Connelly: In the end, there's nothing the conference could do to make the travel situation good for USC and UCLA. That's just the hazard of bringing in two schools that are at least two time zones away from the other 14 schools. The flex rivalry approach is fun; I was good with creating three permanent rivalries for everyone and rotating six other opponents from year to year, but one of the downsides of that was creating random permanent matchups like, say, UCLA-Nebraska or something. This makes sure that no one from the east/midwest is traveling out west more than anyone else.
Uggetti: All right, I've crunched the numbers and USC's road slate in its debut Big Ten season will feature nearly 20,000 miles of travel with all of its road games outside of UCLA requiring a 2,000-plus mile trek each leg of the trip. It's not ideal, to say the least, but for both the Trojans and the Bruins, this is a small-ish price to pay for what they're getting financially by joining the conference.
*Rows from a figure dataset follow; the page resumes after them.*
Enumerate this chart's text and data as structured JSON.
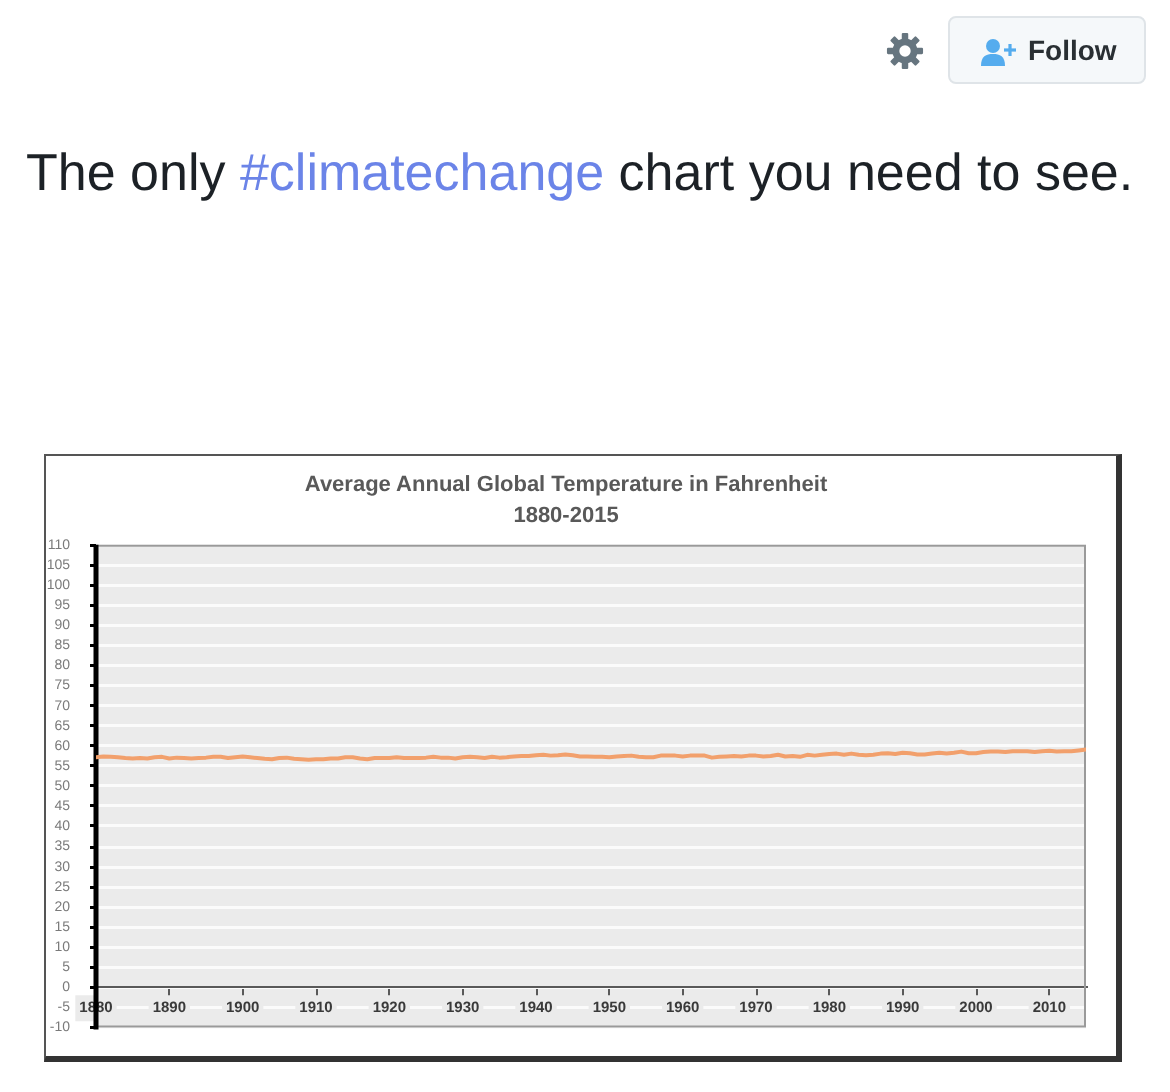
{
  "chart_data": {
    "type": "line",
    "title": "Average Annual Global Temperature in Fahrenheit",
    "subtitle": "1880-2015",
    "annotations": [
      "The only #climatechange chart you need to see.",
      "Follow"
    ],
    "x": [
      1880,
      1881,
      1882,
      1883,
      1884,
      1885,
      1886,
      1887,
      1888,
      1889,
      1890,
      1891,
      1892,
      1893,
      1894,
      1895,
      1896,
      1897,
      1898,
      1899,
      1900,
      1901,
      1902,
      1903,
      1904,
      1905,
      1906,
      1907,
      1908,
      1909,
      1910,
      1911,
      1912,
      1913,
      1914,
      1915,
      1916,
      1917,
      1918,
      1919,
      1920,
      1921,
      1922,
      1923,
      1924,
      1925,
      1926,
      1927,
      1928,
      1929,
      1930,
      1931,
      1932,
      1933,
      1934,
      1935,
      1936,
      1937,
      1938,
      1939,
      1940,
      1941,
      1942,
      1943,
      1944,
      1945,
      1946,
      1947,
      1948,
      1949,
      1950,
      1951,
      1952,
      1953,
      1954,
      1955,
      1956,
      1957,
      1958,
      1959,
      1960,
      1961,
      1962,
      1963,
      1964,
      1965,
      1966,
      1967,
      1968,
      1969,
      1970,
      1971,
      1972,
      1973,
      1974,
      1975,
      1976,
      1977,
      1978,
      1979,
      1980,
      1981,
      1982,
      1983,
      1984,
      1985,
      1986,
      1987,
      1988,
      1989,
      1990,
      1991,
      1992,
      1993,
      1994,
      1995,
      1996,
      1997,
      1998,
      1999,
      2000,
      2001,
      2002,
      2003,
      2004,
      2005,
      2006,
      2007,
      2008,
      2009,
      2010,
      2011,
      2012,
      2013,
      2014,
      2015
    ],
    "series": [
      {
        "color": "#f2a06c",
        "values": [
          57.2,
          57.4,
          57.3,
          57.2,
          57.0,
          56.9,
          57.0,
          56.9,
          57.2,
          57.3,
          56.9,
          57.1,
          57.0,
          56.9,
          57.0,
          57.1,
          57.3,
          57.3,
          57.0,
          57.2,
          57.4,
          57.2,
          57.0,
          56.8,
          56.7,
          57.0,
          57.1,
          56.8,
          56.7,
          56.6,
          56.7,
          56.7,
          56.9,
          56.9,
          57.2,
          57.2,
          56.9,
          56.7,
          57.0,
          57.0,
          57.0,
          57.2,
          57.0,
          57.0,
          57.0,
          57.1,
          57.3,
          57.1,
          57.1,
          56.9,
          57.2,
          57.3,
          57.2,
          57.0,
          57.3,
          57.1,
          57.2,
          57.4,
          57.5,
          57.5,
          57.7,
          57.8,
          57.6,
          57.7,
          57.9,
          57.7,
          57.4,
          57.4,
          57.3,
          57.3,
          57.2,
          57.4,
          57.5,
          57.6,
          57.3,
          57.2,
          57.2,
          57.6,
          57.6,
          57.6,
          57.4,
          57.6,
          57.6,
          57.6,
          57.1,
          57.3,
          57.4,
          57.5,
          57.4,
          57.6,
          57.6,
          57.4,
          57.5,
          57.8,
          57.4,
          57.5,
          57.3,
          57.8,
          57.6,
          57.8,
          58.0,
          58.1,
          57.8,
          58.1,
          57.8,
          57.7,
          57.8,
          58.1,
          58.2,
          58.0,
          58.3,
          58.2,
          57.9,
          57.9,
          58.1,
          58.3,
          58.1,
          58.3,
          58.6,
          58.2,
          58.2,
          58.5,
          58.6,
          58.6,
          58.5,
          58.7,
          58.7,
          58.7,
          58.5,
          58.7,
          58.8,
          58.6,
          58.7,
          58.7,
          58.9,
          59.1
        ]
      }
    ],
    "xlim": [
      1880,
      2015
    ],
    "xticks": [
      1880,
      1890,
      1900,
      1910,
      1920,
      1930,
      1940,
      1950,
      1960,
      1970,
      1980,
      1990,
      2000,
      2010
    ],
    "ylim": [
      -10,
      110
    ],
    "yticks": [
      -10,
      -5,
      0,
      5,
      10,
      15,
      20,
      25,
      30,
      35,
      40,
      45,
      50,
      55,
      60,
      65,
      70,
      75,
      80,
      85,
      90,
      95,
      100,
      105,
      110
    ],
    "grid": "y",
    "legend": false,
    "marker": "none"
  }
}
It's also important to remember that while travel for the football teams will be brutal during the season, the nonrevenue sports, which have to travel east as well, will be just as affected, if not more.
Rittenberg: I'm a bit surprised that USC has to visit both Penn State and Maryland in 2024, and both Rutgers and Ohio State in 2025. Those are some long trips. But ultimately we need to see where the games fall in the actual schedules. My sense is USC and UCLA often will get open dates either before or after their longest road trips. They won't be traveling often -- or at all -- for midweek games, like they do in the Pac-12. Rutgers seemingly gets the toughest east-to-west travel schedule in 2025, as the Scarlet Knights visit both UCLA and Nebraska.
What would division-less title games have looked like over the past five years?
Connelly: We obviously don't know what specific schedules would have looked like and how tiebreakers might have come into effect, but based purely on my SP+ rankings, we'd have gotten Ohio State vs. Michigan in 2018, Ohio State vs. Penn State in 2019, Ohio State vs. Iowa in the abbreviated 2020, and Ohio State vs. Michigan again in 2021 and 2022. That none of those matchups actually happened in real life certainly reinforces how the divisional structure held this conference back, but the presence of three extra Buckeyes-Wolverines games is certainly noteworthy.